“U.S. rail industry consolidation has led to poorer, not improved, service for agricultural
shippers,” said USW President Vince Peterson. “In addition, we see extreme disparity in rates
for wheat shippers. Rail rates over the last decade have increased exponentially and rates for
wheat are higher than rates for other commodities even with similar handling characteristics.
Those higher rates make U.S. wheat less competitive in the global market at a time when higher
prices already hurt our competitiveness.”

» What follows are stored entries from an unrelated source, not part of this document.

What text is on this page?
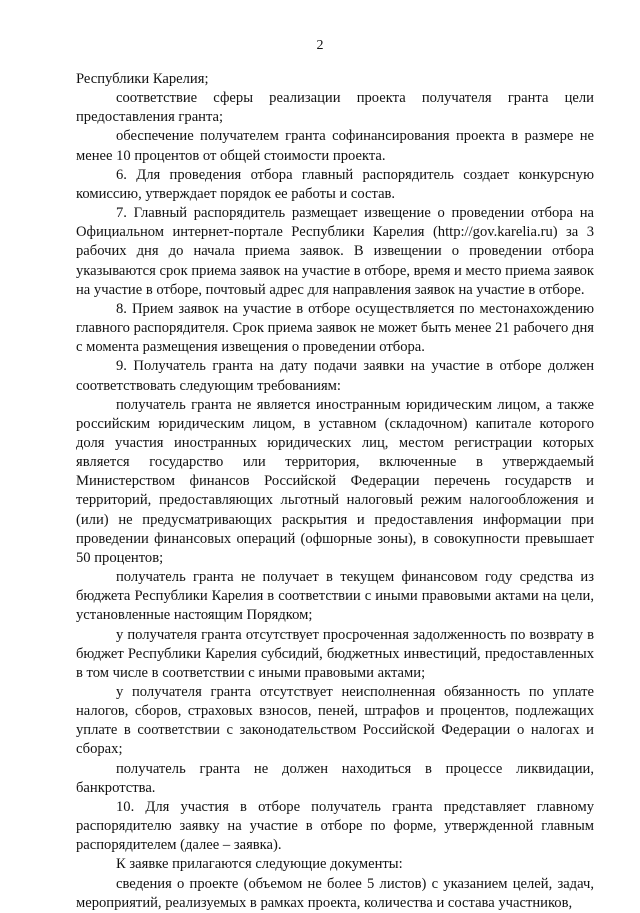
2

Республики Карелия;

соответствие сферы реализации проекта получателя гранта цели предоставления гранта;

обеспечение получателем гранта софинансирования проекта в размере не менее 10 процентов от общей стоимости проекта.

6. Для проведения отбора главный распорядитель создает конкурсную комиссию, утверждает порядок ее работы и состав.

7. Главный распорядитель размещает извещение о проведении отбора на Официальном интернет-портале Республики Карелия (http://gov.karelia.ru) за 3 рабочих дня до начала приема заявок. В извещении о проведении отбора указываются срок приема заявок на участие в отборе, время и место приема заявок на участие в отборе, почтовый адрес для направления заявок на участие в отборе.

8. Прием заявок на участие в отборе осуществляется по местонахождению главного распорядителя. Срок приема заявок не может быть менее 21 рабочего дня с момента размещения извещения о проведении отбора.

9. Получатель гранта на дату подачи заявки на участие в отборе должен соответствовать следующим требованиям:

получатель гранта не является иностранным юридическим лицом, а также российским юридическим лицом, в уставном (складочном) капитале которого доля участия иностранных юридических лиц, местом регистрации которых является государство или территория, включенные в утверждаемый Министерством финансов Российской Федерации перечень государств и территорий, предоставляющих льготный налоговый режим налогообложения и (или) не предусматривающих раскрытия и предоставления информации при проведении финансовых операций (офшорные зоны), в совокупности превышает 50 процентов;

получатель гранта не получает в текущем финансовом году средства из бюджета Республики Карелия в соответствии с иными правовыми актами на цели, установленные настоящим Порядком;

у получателя гранта отсутствует просроченная задолженность по возврату в бюджет Республики Карелия субсидий, бюджетных инвестиций, предоставленных в том числе в соответствии с иными правовыми актами;

у получателя гранта отсутствует неисполненная обязанность по уплате налогов, сборов, страховых взносов, пеней, штрафов и процентов, подлежащих уплате в соответствии с законодательством Российской Федерации о налогах и сборах;

получатель гранта не должен находиться в процессе ликвидации, банкротства.

10. Для участия в отборе получатель гранта представляет главному распорядителю заявку на участие в отборе по форме, утвержденной главным распорядителем (далее – заявка).

К заявке прилагаются следующие документы:

сведения о проекте (объемом не более 5 листов) с указанием целей, задач, мероприятий, реализуемых в рамках проекта, количества и состава участников,
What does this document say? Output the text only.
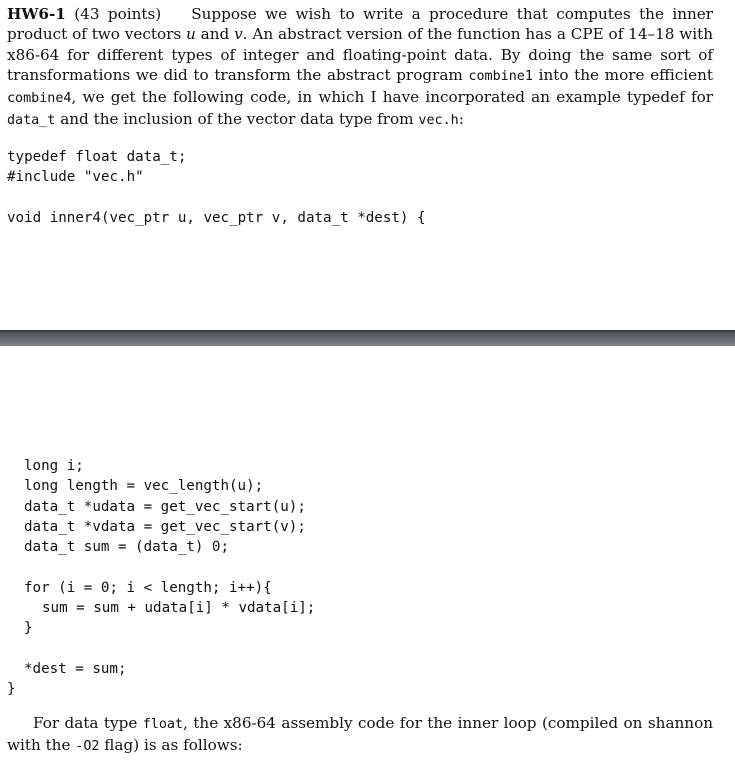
HW6-1 (43 points) Suppose we wish to write a procedure that computes the inner product of two vectors u and v. An abstract version of the function has a CPE of 14–18 with x86-64 for different types of integer and floating-point data. By doing the same sort of transformations we did to transform the abstract program combine1 into the more efficient combine4, we get the following code, in which I have incorporated an example typedef for data_t and the inclusion of the vector data type from vec.h:
typedef float data_t;
#include "vec.h"
void inner4(vec_ptr u, vec_ptr v, data_t *dest) {
long i;
long length = vec_length(u);
data_t *udata = get_vec_start(u);
data_t *vdata = get_vec_start(v);
data_t sum = (data_t) 0;
for (i = 0; i < length; i++){
sum = sum + udata[i] * vdata[i];
}
*dest = sum;
}
For data type float, the x86-64 assembly code for the inner loop (compiled on shannon with the -O2 flag) is as follows:
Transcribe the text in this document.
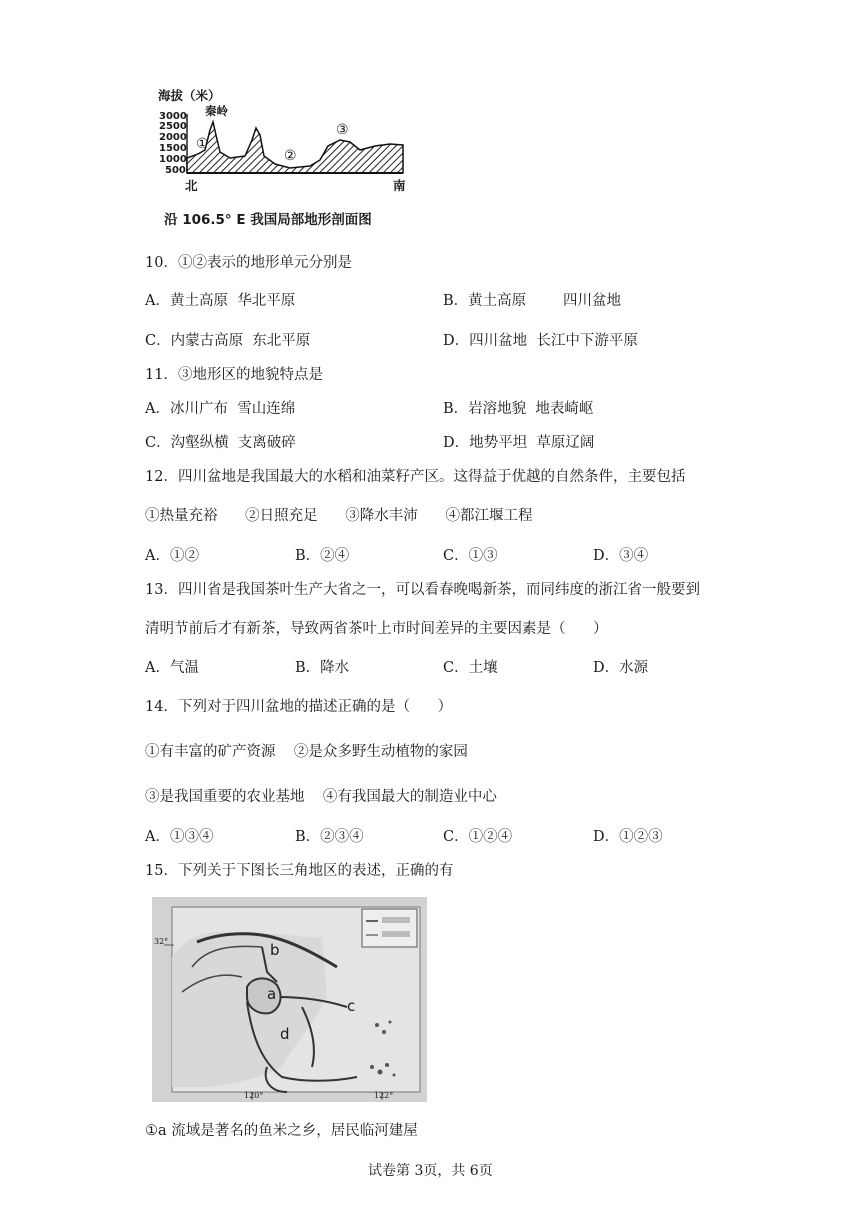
海拔（米）
秦岭
3000
2500
2000
1500
1000
500
①
②
③
北	南
沿 106.5° E 我国局部地形剖面图
10．①②表示的地形单元分别是
A．黄土高原  华北平原	B．黄土高原        四川盆地
C．内蒙古高原  东北平原	D．四川盆地  长江中下游平原
11．③地形区的地貌特点是
A．冰川广布  雪山连绵	B．岩溶地貌  地表崎岖
C．沟壑纵横  支离破碎	D．地势平坦  草原辽阔
12．四川盆地是我国最大的水稻和油菜籽产区。这得益于优越的自然条件，主要包括
①热量充裕      ②日照充足      ③降水丰沛      ④都江堰工程
A．①②	B．②④	C．①③	D．③④
13．四川省是我国茶叶生产大省之一，可以看春晚喝新茶，而同纬度的浙江省一般要到
清明节前后才有新茶，导致两省茶叶上市时间差异的主要因素是（      ）
A．气温	B．降水	C．土壤	D．水源
14．下列对于四川盆地的描述正确的是（      ）
①有丰富的矿产资源    ②是众多野生动植物的家园
③是我国重要的农业基地    ④有我国最大的制造业中心
A．①③④	B．②③④	C．①②④	D．①②③
15．下列关于下图长三角地区的表述，正确的有
a
b
c
d
32°
120°	122°
①a 流域是著名的鱼米之乡，居民临河建屋
试卷第 3页，共 6页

“NAWG is disappointed by today’s STB announcement and maintains our concerns that the
merger of CP and KCS will impede competition in the rail market and increase rail rates,” said NAWG CEO, Chandler Goule. “With 50 percent of wheat being exported, wheat is heavily
reliant on rail transportation to move across the United States. Since the merger was
announced in 2021, NAWG has filed four public comments with the STB opposing the merger,
citing a myriad of concerns on the impact to competition, unfair access to competing wheat
producing countries, and changes to tariff provisions that could impact wheat farmers.”
USW and NAWG believe the STB must conduct more rigorous oversight of rail rates and
service issues going forward. The STB should also aggressively pursue policies designed to
inject competition such as reciprocal switching – a proposal that the STB ironically shelved last
year because Class 1 rail service was severely challenged for agricultural shippers.